The region was also in turmoil 12 years ago when Helen Abyei fled the land that is now South Sudan to come to Denver with four of her six children.

“It wasn’t good—it was war all over,” Abyei says. “War was going on and a lot of people had to run to different places.”

Abyei taught herself English and became involved with the South Sudanese community in Denver, where she started a children’s group called the The Children's Ark of the New Sudan. She quickly felt the need to not just tell the children about life back home but also to raise awareness of atrocities in her homeland in the general community.

To meet this mission, Abyei writes about how South Sudanese women help each other out of grief in her first play "Slaves No More."

When a woman loses her son, shortly after losing her husband, the neighborhood women gather round, shouting at the woman and scolding her. Abyei says the ritual might seem cruel to someone who doesn't have any sense of the culture.

“But to us, it is all out of love and care,” Abyei says. “It is like therapy, but we do it in our own native way and it works.”

Central to the play’s theme is the power of community in South Sudan—a teaching she hopes to pass on to the children.

“In our society, if you have a problem you are not allowed to carry that burden by yourself,” Abyei says. “Everybody intervenes, everyone intrudes.”

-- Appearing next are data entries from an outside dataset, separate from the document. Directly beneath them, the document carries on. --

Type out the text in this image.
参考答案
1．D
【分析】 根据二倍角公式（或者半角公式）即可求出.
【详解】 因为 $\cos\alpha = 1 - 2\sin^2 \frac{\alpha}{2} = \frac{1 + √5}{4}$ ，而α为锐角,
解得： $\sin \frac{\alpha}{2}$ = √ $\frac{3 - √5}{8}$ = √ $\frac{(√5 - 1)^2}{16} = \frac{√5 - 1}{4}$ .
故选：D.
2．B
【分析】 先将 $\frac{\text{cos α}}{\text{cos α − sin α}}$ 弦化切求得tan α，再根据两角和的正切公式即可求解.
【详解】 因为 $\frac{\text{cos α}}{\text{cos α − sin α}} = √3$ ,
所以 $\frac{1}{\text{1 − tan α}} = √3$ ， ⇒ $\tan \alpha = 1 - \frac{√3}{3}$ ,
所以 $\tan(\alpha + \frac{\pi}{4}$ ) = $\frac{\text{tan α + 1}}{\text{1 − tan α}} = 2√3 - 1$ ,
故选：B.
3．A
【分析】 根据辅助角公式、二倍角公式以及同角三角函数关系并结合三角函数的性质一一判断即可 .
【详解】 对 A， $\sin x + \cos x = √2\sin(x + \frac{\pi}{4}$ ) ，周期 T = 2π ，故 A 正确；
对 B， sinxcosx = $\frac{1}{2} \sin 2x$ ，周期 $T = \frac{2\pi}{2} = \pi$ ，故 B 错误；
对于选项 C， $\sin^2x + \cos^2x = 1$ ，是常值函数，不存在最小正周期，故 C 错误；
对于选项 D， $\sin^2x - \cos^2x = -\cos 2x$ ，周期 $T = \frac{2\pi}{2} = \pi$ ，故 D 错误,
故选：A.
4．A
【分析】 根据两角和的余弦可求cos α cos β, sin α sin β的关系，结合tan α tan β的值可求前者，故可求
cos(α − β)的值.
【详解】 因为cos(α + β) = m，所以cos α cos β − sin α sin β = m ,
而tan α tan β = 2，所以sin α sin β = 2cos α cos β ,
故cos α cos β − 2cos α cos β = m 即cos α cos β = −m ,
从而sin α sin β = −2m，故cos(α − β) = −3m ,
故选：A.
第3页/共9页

Each of Abyei’s plays focus on small social themes. She hopes the plays will challenge the way the South Sudanese think about their northern neighbors and how Americans think about the people of Sudan and South Sudan.

Ultimately she hopes the plays will bring together at-war communities and end the cycle of hatred.

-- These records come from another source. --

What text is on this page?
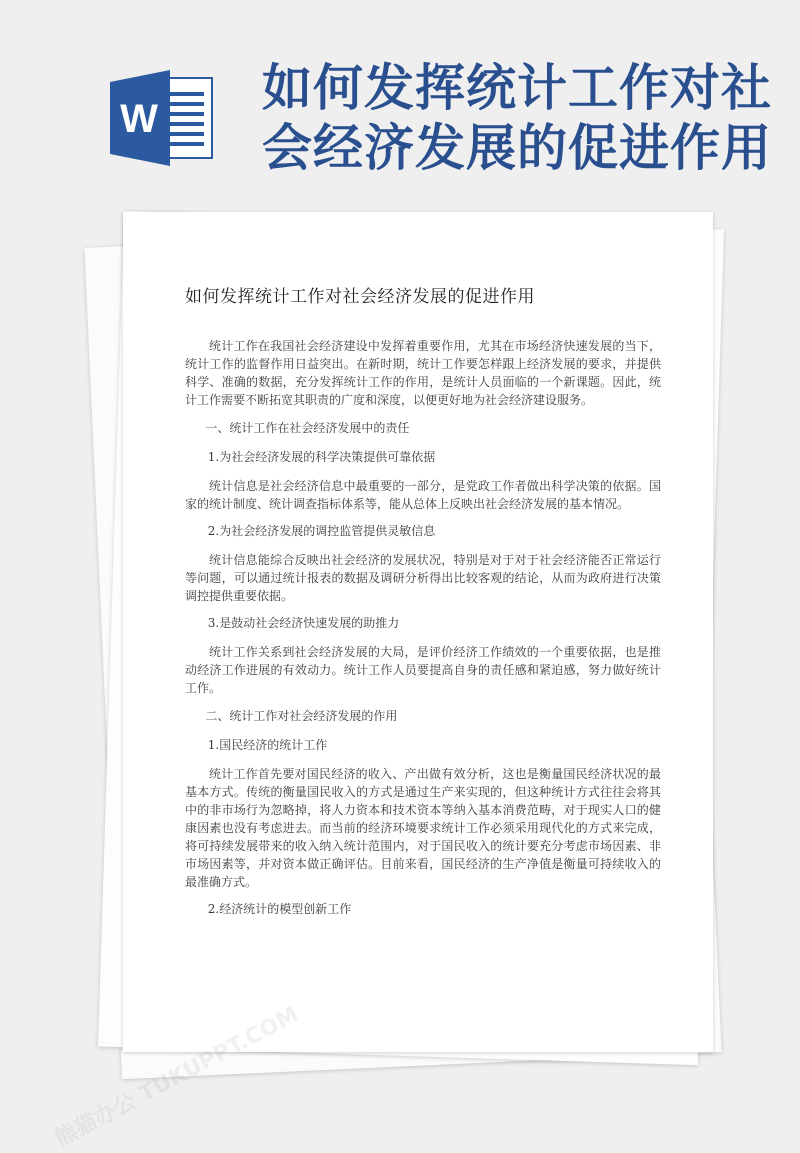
W
如何发挥统计工作对社会经济发展的促进作用
如何发挥统计工作对社会经济发展的促进作用

统计工作在我国社会经济建设中发挥着重要作用，尤其在市场经济快速发展的当下，统计工作的监督作用日益突出。在新时期，统计工作要怎样跟上经济发展的要求，并提供科学、准确的数据，充分发挥统计工作的作用，是统计人员面临的一个新课题。因此，统计工作需要不断拓宽其职责的广度和深度，以便更好地为社会经济建设服务。

一、统计工作在社会经济发展中的责任

1.为社会经济发展的科学决策提供可靠依据

统计信息是社会经济信息中最重要的一部分，是党政工作者做出科学决策的依据。国家的统计制度、统计调查指标体系等，能从总体上反映出社会经济发展的基本情况。

2.为社会经济发展的调控监管提供灵敏信息

统计信息能综合反映出社会经济的发展状况，特别是对于对于社会经济能否正常运行等问题，可以通过统计报表的数据及调研分析得出比较客观的结论，从而为政府进行决策调控提供重要依据。

3.是鼓动社会经济快速发展的助推力

统计工作关系到社会经济发展的大局，是评价经济工作绩效的一个重要依据，也是推动经济工作进展的有效动力。统计工作人员要提高自身的责任感和紧迫感，努力做好统计工作。

二、统计工作对社会经济发展的作用

1.国民经济的统计工作

统计工作首先要对国民经济的收入、产出做有效分析，这也是衡量国民经济状况的最基本方式。传统的衡量国民收入的方式是通过生产来实现的，但这种统计方式往往会将其中的非市场行为忽略掉，将人力资本和技术资本等纳入基本消费范畴，对于现实人口的健康因素也没有考虑进去。而当前的经济环境要求统计工作必须采用现代化的方式来完成，将可持续发展带来的收入纳入统计范围内，对于国民收入的统计要充分考虑市场因素、非市场因素等，并对资本做正确评估。目前来看，国民经济的生产净值是衡量可持续收入的最准确方式。

2.经济统计的模型创新工作

熊猫办公 TUKUPPT.COM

“Even if we don't reconcile we have to forgive,” Abyei says. “For a better tomorrow and for kids to be living in a healthy environment, we need forgiveness.”

When Abyei first came to Denver, she arranged a potluck for both the northern and the southern Sudanese families, trying to unite them on American soil. She also encouraged friendships between all the children and educated them on the history and traditions of the different tribes.

“I don’t want to die and leave my grandchildren in a world of hatred,” Abyei says. “I am not going to change the whole world, but I am at least going to leave the community I live in really healthy.”